Le concile Vatican II, qui espérait réconcilier l’Église et le monde moderne, a très vite suscité des remous chez les clercs comme chez les fidèles. Ses décisions commençaient tout juste à être mises en oeuvre quand survint l’onde de choc de Mai 68, qui plongea plus encore le catholicisme français dans une période de fortes turbulences jusqu’à la fin des années 1970.
Certains pensent que l’Église ne s’en est pas remise, emportée depuis lors dans une spirale de déclin. D’autres estiment que cette agitation n’a fait que précipiter une reconfiguration qui serait advenue de toute manière, du fait de la sécularisation de la société contemporaine et de la montée de l’individualisme.

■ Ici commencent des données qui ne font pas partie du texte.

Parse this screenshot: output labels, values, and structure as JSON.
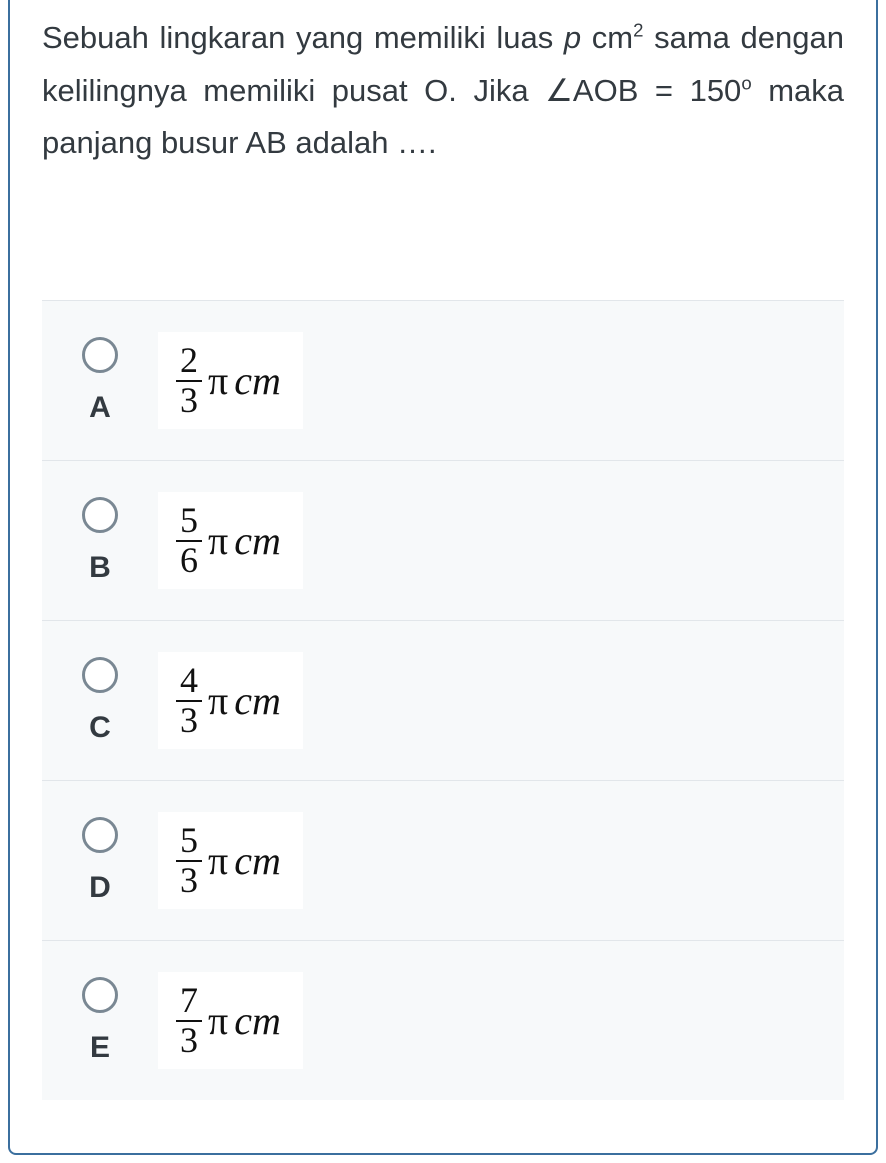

Revenant à la fois sur quelques questions révélatrices de ce qui s’est joué alors et sur certains acteurs qui furent au coeur de cette crise catholique, ce livre se propose d’éclairer une scène ecclésiale souvent complexe et parfois confuse, dans une période cruciale – excitante et vertigineuse à la fois – dont l’héritage est aujourd’hui fortement controversé.
L’auteur montre la dérive politique de nombreux catholiques de cette période, qui sombrent dans le gauchisme jusqu’à abandonner toute foi catholique. Il cite un texte révélateur de cette apostasie, publié par des militants de cette gauche catholique des années 1970 :
Chrétiens menant un combat révolutionnaire nous avons constaté que les chrétiens qui mènent cette lutte abandonnent tôt ou tard la foi chrétienne. Il semble qu’il y ait une incompatibilité de fait entre la foi telle qu’elle est vécue dans l’Eglise et toute entreprise de transformation radicale de la société. Nombreux sont les chrétiens qui résolvent ou ont résolu la contradiction en laissant tomber un des termes. Pour notre part, nous vivons aussi cette contradiction et il ne nous semble pas qu’elle constitue une alternative.
Pesons bien ces mots : les militants de la gauche catholique vivent dans la contradiction, mieux, ils vivent de la contradiction, cultivant plus ou moins longtemps leur conscience fausse et leur identité malheureuse, trop à gauche pour être catholiques ou trop catholiques pour être à gauche.